Google has received lots of criticism from human rights activists since it started to do business in China in 2006.  The criticism is focused on Google’s willingness to comply with Chinese official demands for censorship of information.  For example, when the Olympics were held in Beijing in 2008, Google censored criticism of the Chinese government from groups such as Human Rights Watch. When presenting search results, they put a disclosure statement on the search page that said something like “in compliance with local laws or regulations, some search results are missing.”  This has been a case of the lure of a huge Chinese marketplace triumphing over principles.  The lure of money can do that to even the best of companies.

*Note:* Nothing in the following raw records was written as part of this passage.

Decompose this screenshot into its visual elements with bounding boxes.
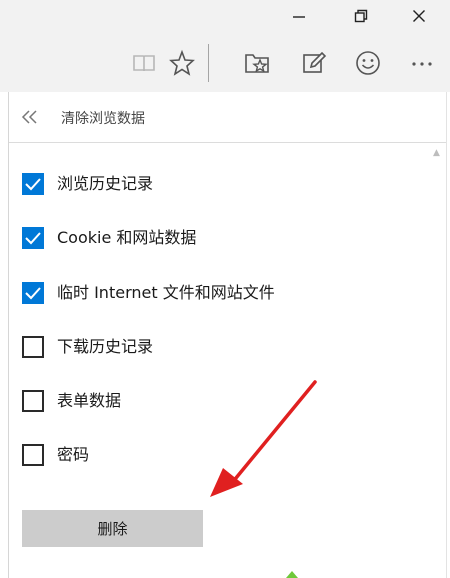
more-icon[interactable]: [407, 48, 437, 78]
restore-button[interactable]: [344, 4, 378, 30]
checkbox-unchecked[interactable]: [22, 390, 44, 412]
checkmark-icon: [25, 178, 41, 191]
web-note-icon[interactable]: [299, 48, 329, 78]
checkbox-unchecked[interactable]: [22, 444, 44, 466]
panel-title: 清除浏览数据: [61, 111, 145, 127]
checkbox-checked[interactable]: [22, 227, 44, 249]
toolbar-separator: [208, 44, 209, 82]
checkmark-icon: [25, 287, 41, 300]
restore-icon: [354, 9, 368, 23]
checkbox-checked[interactable]: [22, 173, 44, 195]
favorites-star-icon[interactable]: [167, 48, 197, 78]
minimize-icon: [293, 16, 305, 18]
option-label: 临时 Internet 文件和网站文件: [57, 283, 275, 302]
reading-view-icon[interactable]: [129, 48, 159, 78]
option-label: 浏览历史记录: [57, 174, 154, 193]
checkmark-icon: [25, 232, 41, 245]
browser-toolbar: [0, 34, 450, 92]
scroll-up-arrow-icon[interactable]: ▲: [433, 148, 440, 158]
option-label: 下载历史记录: [57, 337, 154, 356]
option-label: 表单数据: [57, 391, 122, 410]
option-label: Cookie 和网站数据: [57, 228, 197, 247]
green-marker-icon: [286, 571, 298, 578]
feedback-smiley-icon[interactable]: [353, 48, 383, 78]
panel-header: 清除浏览数据: [9, 92, 446, 142]
checkbox-checked[interactable]: [22, 282, 44, 304]
window-titlebar: [0, 0, 450, 34]
hub-icon[interactable]: [242, 48, 272, 78]
close-button[interactable]: [402, 4, 436, 30]
back-chevron-icon[interactable]: [21, 109, 39, 125]
checkbox-unchecked[interactable]: [22, 336, 44, 358]
delete-button[interactable]: 删除: [22, 510, 203, 547]
panel-divider: [9, 142, 446, 143]
panel-right-border: [446, 92, 447, 578]
panel-left-border: [8, 92, 9, 578]
close-icon: [413, 10, 425, 22]
option-label: 密码: [57, 445, 90, 464]
minimize-button[interactable]: [282, 4, 316, 30]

Today, however, Google has decided to change its policies in China.  Apparently, the decision to change came when Google discovered their systems had been the target of hacker attacks attempting to break into the GMail accounts of Chinese human rights activists.  Although the official statement never explicitly accuses the Chinese government of being behind these attacks, the implication is there.  Imagine the disillusion in the Google front office when they realized that even though they were cooperating with the Chinese government, that cooperation was not appreciated, was not enough.  And so now, Google has said that they will stop censoring search results and may even end up pulling out of the Chinese market altogether.  If they do pull out, it could mean the loss of billions of dollars.  This is a significant decision and I hope Google benefits in other parts of the world for having made this decision.  In other words, I hope we hear as much praise for Google having made this decision as we heard criticism of their censorship concessions.

US companies continue to cooperate with the Chinese government in maintaining control of information getting into China.  The next company that should receive pressure to stop collaborating is Cisco Systems, which builds the hardware for the Great Firewall of China, run by the Chinese government to block information deemed offensive or dangerous from getting to the average Chinese Internet user.

So hooray for Google.  Let’s hope their experience is a lesson for other telecommunications companies.